Ken Griffin is worried.
Even if the U.S. and China signal that they are willing to resolve the trade war, the strained relationship that has resulted from the back-and-forth could cost America its global tech crown, warned Citadel CEO Ken Griffin during an event hosted by the Economic Club of New York Thursday.
“I think that is going to be the greatest cost of this trade war,” he says. “We are now going to see a bifurcated stack—the United States and our allies having one set of technology solutions and China and its allies having a second.”
The talk comes after China and the U.S. signed “Phase 1” of a trade deal mid-January, paving the way for a resolution after a year-and-a-half-long trade war between the world’s two largest economies. On Thursday, China cut $75 billion in tariffs on U.S. imports in an effort to reciprocate cuts announced by the Trump administration.
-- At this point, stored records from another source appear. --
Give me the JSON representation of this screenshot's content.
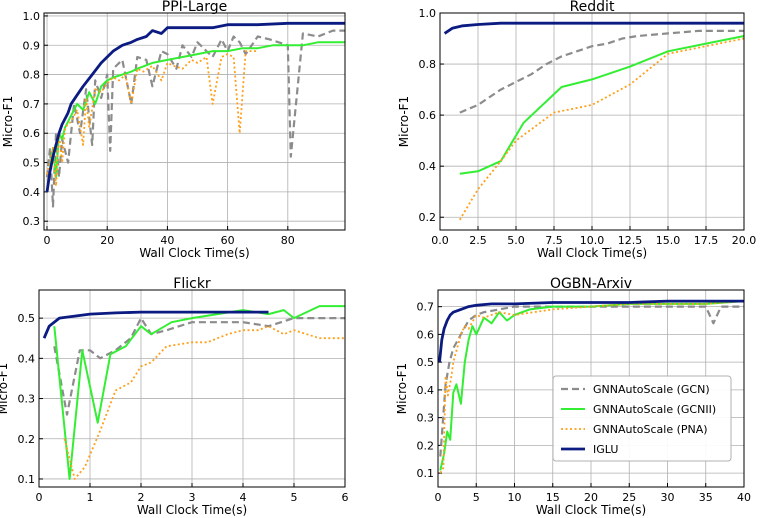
{
  "legend": {
    "entries": [
      {
        "label": "GNNAutoScale (GCN)",
        "color": "#8c8c8c",
        "style": "dashed"
      },
      {
        "label": "GNNAutoScale (GCNII)",
        "color": "#33ee33",
        "style": "solid"
      },
      {
        "label": "GNNAutoScale (PNA)",
        "color": "#ff9f1a",
        "style": "dotted"
      },
      {
        "label": "IGLU",
        "color": "#0b1b82",
        "style": "solid-thick"
      }
    ]
  },
  "chart_data": [
    {
      "type": "line",
      "title": "PPI-Large",
      "xlabel": "Wall Clock Time(s)",
      "ylabel": "Micro-F1",
      "xlim": [
        -1,
        99
      ],
      "ylim": [
        0.27,
        1.01
      ],
      "xticks": [
        "0",
        "20",
        "40",
        "60",
        "80"
      ],
      "yticks": [
        "0.3",
        "0.4",
        "0.5",
        "0.6",
        "0.7",
        "0.8",
        "0.9",
        "1.0"
      ],
      "grid": true,
      "series": [
        {
          "name": "GNNAutoScale (GCN)",
          "color": "#8c8c8c",
          "style": "dashed",
          "x": [
            0,
            1,
            2,
            3,
            4,
            5,
            7,
            9,
            11,
            13,
            15,
            16,
            18,
            20,
            21,
            22,
            25,
            28,
            30,
            33,
            35,
            38,
            40,
            43,
            45,
            48,
            50,
            53,
            55,
            58,
            60,
            62,
            64,
            66,
            70,
            74,
            80,
            81,
            85,
            90,
            95,
            99
          ],
          "y": [
            0.45,
            0.55,
            0.35,
            0.6,
            0.45,
            0.58,
            0.5,
            0.7,
            0.6,
            0.75,
            0.56,
            0.78,
            0.72,
            0.8,
            0.54,
            0.82,
            0.85,
            0.7,
            0.86,
            0.85,
            0.76,
            0.88,
            0.87,
            0.82,
            0.9,
            0.86,
            0.91,
            0.88,
            0.86,
            0.92,
            0.88,
            0.93,
            0.91,
            0.87,
            0.93,
            0.92,
            0.9,
            0.52,
            0.94,
            0.93,
            0.95,
            0.95
          ]
        },
        {
          "name": "GNNAutoScale (GCNII)",
          "color": "#33ee33",
          "style": "solid",
          "x": [
            0,
            1,
            2,
            3,
            4,
            5,
            6,
            8,
            10,
            12,
            14,
            16,
            18,
            20,
            22,
            25,
            28,
            30,
            35,
            40,
            45,
            50,
            55,
            60,
            65,
            70,
            75,
            80,
            85,
            90,
            95,
            99
          ],
          "y": [
            0.4,
            0.48,
            0.55,
            0.45,
            0.6,
            0.58,
            0.62,
            0.66,
            0.7,
            0.68,
            0.74,
            0.7,
            0.76,
            0.78,
            0.79,
            0.8,
            0.81,
            0.82,
            0.84,
            0.85,
            0.86,
            0.87,
            0.88,
            0.88,
            0.89,
            0.89,
            0.9,
            0.9,
            0.9,
            0.91,
            0.91,
            0.91
          ]
        },
        {
          "name": "GNNAutoScale (PNA)",
          "color": "#ff9f1a",
          "style": "dotted",
          "x": [
            0,
            1,
            2,
            3,
            4,
            5,
            6,
            8,
            10,
            12,
            13,
            14,
            16,
            18,
            20,
            22,
            24,
            26,
            28,
            30,
            32,
            35,
            38,
            40,
            42,
            45,
            48,
            50,
            53,
            55,
            58,
            60,
            62,
            64,
            66,
            70
          ],
          "y": [
            0.46,
            0.5,
            0.55,
            0.42,
            0.6,
            0.5,
            0.62,
            0.64,
            0.68,
            0.56,
            0.72,
            0.62,
            0.75,
            0.74,
            0.77,
            0.79,
            0.78,
            0.8,
            0.7,
            0.82,
            0.81,
            0.83,
            0.78,
            0.84,
            0.83,
            0.82,
            0.85,
            0.84,
            0.86,
            0.7,
            0.86,
            0.87,
            0.86,
            0.6,
            0.88,
            0.88
          ]
        },
        {
          "name": "IGLU",
          "color": "#0b1b82",
          "style": "solid-thick",
          "x": [
            0,
            1,
            2,
            3,
            4,
            5,
            6,
            7,
            8,
            10,
            12,
            15,
            18,
            20,
            22,
            25,
            28,
            30,
            33,
            35,
            38,
            40,
            45,
            50,
            55,
            60,
            65,
            70,
            80,
            90,
            99
          ],
          "y": [
            0.4,
            0.47,
            0.52,
            0.56,
            0.6,
            0.63,
            0.65,
            0.67,
            0.7,
            0.73,
            0.76,
            0.8,
            0.84,
            0.86,
            0.88,
            0.9,
            0.91,
            0.92,
            0.93,
            0.95,
            0.94,
            0.96,
            0.96,
            0.96,
            0.96,
            0.97,
            0.97,
            0.97,
            0.975,
            0.975,
            0.975
          ]
        }
      ]
    },
    {
      "type": "line",
      "title": "Reddit",
      "xlabel": "Wall Clock Time(s)",
      "ylabel": "Micro-F1",
      "xlim": [
        0,
        20
      ],
      "ylim": [
        0.15,
        1.0
      ],
      "xticks": [
        "0.0",
        "2.5",
        "5.0",
        "7.5",
        "10.0",
        "12.5",
        "15.0",
        "17.5",
        "20.0"
      ],
      "yticks": [
        "0.2",
        "0.4",
        "0.6",
        "0.8",
        "1.0"
      ],
      "grid": true,
      "series": [
        {
          "name": "GNNAutoScale (GCN)",
          "color": "#8c8c8c",
          "style": "dashed",
          "x": [
            1.3,
            2.5,
            4,
            5,
            6,
            7,
            8,
            9,
            10,
            11,
            12,
            13,
            15,
            17,
            20
          ],
          "y": [
            0.61,
            0.64,
            0.7,
            0.73,
            0.76,
            0.8,
            0.83,
            0.85,
            0.87,
            0.88,
            0.9,
            0.91,
            0.92,
            0.93,
            0.93
          ]
        },
        {
          "name": "GNNAutoScale (GCNII)",
          "color": "#33ee33",
          "style": "solid",
          "x": [
            1.3,
            2.5,
            4,
            5.5,
            8,
            10,
            12.5,
            15,
            17.5,
            20
          ],
          "y": [
            0.37,
            0.38,
            0.42,
            0.57,
            0.71,
            0.74,
            0.79,
            0.85,
            0.88,
            0.91
          ]
        },
        {
          "name": "GNNAutoScale (PNA)",
          "color": "#ff9f1a",
          "style": "dotted",
          "x": [
            1.3,
            2.5,
            4,
            5,
            7.5,
            10,
            12.5,
            15,
            17.5,
            20
          ],
          "y": [
            0.19,
            0.31,
            0.42,
            0.5,
            0.61,
            0.64,
            0.72,
            0.84,
            0.87,
            0.9
          ]
        },
        {
          "name": "IGLU",
          "color": "#0b1b82",
          "style": "solid-thick",
          "x": [
            0.3,
            0.8,
            1.5,
            2.5,
            4,
            6,
            8,
            10,
            12.5,
            15,
            17.5,
            20
          ],
          "y": [
            0.92,
            0.94,
            0.95,
            0.955,
            0.96,
            0.96,
            0.96,
            0.96,
            0.96,
            0.96,
            0.96,
            0.96
          ]
        }
      ]
    },
    {
      "type": "line",
      "title": "Flickr",
      "xlabel": "Wall Clock Time(s)",
      "ylabel": "Micro-F1",
      "xlim": [
        0,
        6
      ],
      "ylim": [
        0.08,
        0.57
      ],
      "xticks": [
        "0",
        "1",
        "2",
        "3",
        "4",
        "5",
        "6"
      ],
      "yticks": [
        "0.1",
        "0.2",
        "0.3",
        "0.4",
        "0.5"
      ],
      "grid": true,
      "series": [
        {
          "name": "GNNAutoScale (GCN)",
          "color": "#8c8c8c",
          "style": "dashed",
          "x": [
            0.3,
            0.55,
            0.8,
            1.0,
            1.2,
            1.5,
            1.8,
            2.0,
            2.2,
            2.5,
            3.0,
            3.5,
            4.0,
            4.5,
            5.0,
            5.5,
            6.0
          ],
          "y": [
            0.43,
            0.26,
            0.42,
            0.42,
            0.4,
            0.42,
            0.45,
            0.5,
            0.46,
            0.47,
            0.49,
            0.49,
            0.49,
            0.48,
            0.5,
            0.5,
            0.5
          ]
        },
        {
          "name": "GNNAutoScale (GCNII)",
          "color": "#33ee33",
          "style": "solid",
          "x": [
            0.3,
            0.6,
            0.85,
            1.15,
            1.4,
            1.7,
            2.0,
            2.2,
            2.6,
            3.0,
            3.5,
            4.0,
            4.5,
            4.8,
            5.0,
            5.5,
            6.0
          ],
          "y": [
            0.48,
            0.1,
            0.42,
            0.24,
            0.41,
            0.43,
            0.48,
            0.46,
            0.49,
            0.5,
            0.51,
            0.52,
            0.51,
            0.52,
            0.5,
            0.53,
            0.53
          ]
        },
        {
          "name": "GNNAutoScale (PNA)",
          "color": "#ff9f1a",
          "style": "dotted",
          "x": [
            0.5,
            0.7,
            0.9,
            1.2,
            1.5,
            1.8,
            2.0,
            2.2,
            2.5,
            3.0,
            3.3,
            3.7,
            4.0,
            4.3,
            4.5,
            4.8,
            5.0,
            5.5,
            6.0
          ],
          "y": [
            0.2,
            0.1,
            0.13,
            0.22,
            0.32,
            0.34,
            0.38,
            0.39,
            0.43,
            0.44,
            0.44,
            0.46,
            0.47,
            0.47,
            0.48,
            0.46,
            0.47,
            0.45,
            0.45
          ]
        },
        {
          "name": "IGLU",
          "color": "#0b1b82",
          "style": "solid-thick",
          "x": [
            0.1,
            0.2,
            0.4,
            0.7,
            1.0,
            1.5,
            2.0,
            3.0,
            4.0,
            4.5
          ],
          "y": [
            0.45,
            0.48,
            0.5,
            0.505,
            0.51,
            0.513,
            0.515,
            0.515,
            0.515,
            0.515
          ]
        }
      ]
    },
    {
      "type": "line",
      "title": "OGBN-Arxiv",
      "xlabel": "Wall Clock Time(s)",
      "ylabel": "Micro-F1",
      "xlim": [
        0,
        40
      ],
      "ylim": [
        0.05,
        0.76
      ],
      "xticks": [
        "0",
        "5",
        "10",
        "15",
        "20",
        "25",
        "30",
        "35",
        "40"
      ],
      "yticks": [
        "0.1",
        "0.2",
        "0.3",
        "0.4",
        "0.5",
        "0.6",
        "0.7"
      ],
      "grid": true,
      "series": [
        {
          "name": "GNNAutoScale (GCN)",
          "color": "#8c8c8c",
          "style": "dashed",
          "x": [
            0.3,
            1,
            1.5,
            2,
            3,
            4,
            5,
            6,
            8,
            10,
            15,
            20,
            25,
            30,
            35,
            36,
            37,
            40
          ],
          "y": [
            0.16,
            0.42,
            0.5,
            0.55,
            0.6,
            0.65,
            0.67,
            0.68,
            0.69,
            0.7,
            0.7,
            0.7,
            0.7,
            0.7,
            0.7,
            0.64,
            0.7,
            0.7
          ]
        },
        {
          "name": "GNNAutoScale (GCNII)",
          "color": "#33ee33",
          "style": "solid",
          "x": [
            0.3,
            0.8,
            1.2,
            1.6,
            2.0,
            2.4,
            3.0,
            3.5,
            4.0,
            4.5,
            5.0,
            6.0,
            7.0,
            8.0,
            9.0,
            10.0,
            12.0,
            15.0,
            20.0,
            25.0,
            30.0,
            35.0,
            40.0
          ],
          "y": [
            0.11,
            0.17,
            0.25,
            0.22,
            0.39,
            0.42,
            0.35,
            0.5,
            0.58,
            0.63,
            0.6,
            0.66,
            0.64,
            0.68,
            0.65,
            0.67,
            0.69,
            0.7,
            0.7,
            0.71,
            0.71,
            0.71,
            0.72
          ]
        },
        {
          "name": "GNNAutoScale (PNA)",
          "color": "#ff9f1a",
          "style": "dotted",
          "x": [
            0.3,
            0.7,
            1.0,
            1.3,
            1.7,
            2.0,
            2.5,
            3.0,
            3.5,
            4.0,
            5.0,
            6.0,
            8.0,
            10.0,
            15.0,
            20.0,
            25.0,
            30.0,
            35.0,
            40.0
          ],
          "y": [
            0.1,
            0.12,
            0.45,
            0.38,
            0.44,
            0.5,
            0.55,
            0.6,
            0.63,
            0.62,
            0.67,
            0.66,
            0.68,
            0.67,
            0.69,
            0.7,
            0.71,
            0.71,
            0.71,
            0.72
          ]
        },
        {
          "name": "IGLU",
          "color": "#0b1b82",
          "style": "solid-thick",
          "x": [
            0.2,
            0.5,
            0.8,
            1.2,
            1.6,
            2.0,
            3.0,
            4.0,
            5.0,
            7.0,
            10.0,
            15.0,
            20.0,
            25.0,
            30.0,
            35.0,
            40.0
          ],
          "y": [
            0.5,
            0.58,
            0.62,
            0.65,
            0.67,
            0.68,
            0.69,
            0.7,
            0.705,
            0.71,
            0.71,
            0.715,
            0.715,
            0.715,
            0.72,
            0.72,
            0.72
          ]
        }
      ]
    }
  ]
}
Over the course of the trade war, Griffin, who was recently in that country, says China has changed its way of looking at the U.S. and the relationship is now a more adversarial one. He notes that aggressive moves from U.S. against Chinese tech companies including telecom equipment provider Huawei, have compounded a sense in the world’s second largest economy that U.S. technology cannot be depended upon.
In particular, the U.S. has raised the alarm on several Chinese tech companies, blacklisting Huawei in May over concerns that its products could be exploited by the Chinese government to spy on Americans.
China held ambitious goals of becoming more technologically self-reliant for a while now. And the recent trade war deals don’t appear to have dampened those goals: the Chinese government laid out plans to continue lowering dependence on foreign goods last month, saying the nation aims to boost reliance on domestic key components—such as chips and controlling systems—to 75% by 2025, per the South China Morning Post.
On Thursday, Griffin painted a picture of a grim future in which commercial technology could take on restrictions not unlike those currently faced by the aerospace and defense sector.
“Compounding the problem: Where are some of the most advanced chips made today? They are made in Taiwan,” he says. “If Taiwan has to pick a country in which orbit they will be in economically, we know where that is going to fall.” He pointed to South Korea as a major technology hardware maker that may also be forced to choose sides.
And even as the U.S. seeks to ban Huawei products, “traditional allies” in Europe have not followed its those footsteps, with the U.K. allowing Huawei a limited role in the country’s 5G network—a sign of shifting world powers, he says.
Through all this, America may be resting on its laurels, says Griffin.
“The frustration I have in Washington D.C. is this sense of American supremacy in this realm,” he added. “‘The Chinese will never catch us’—I think this is a completely false sense of security…We’ve taken a real setback in the ability of the United States to continue to maintain its really unparalleled position as the world’s provider of technology.”
“Phase 1” of the trade deal signed in January aimed at a broad set of issues from agriculture to manufacturing. Among other things, China agreed provide stronger legal protection for intellectual property (something the tech sector did ask for), and also agreed to increase purchases of American goods and services by $200 billion over the next two years. But it did little to address the issues at the heart of the tech battle between China and the U.S.—which include concerns about cyber espionage by state-sponsored tech companies as well as the race for dominance in 5G.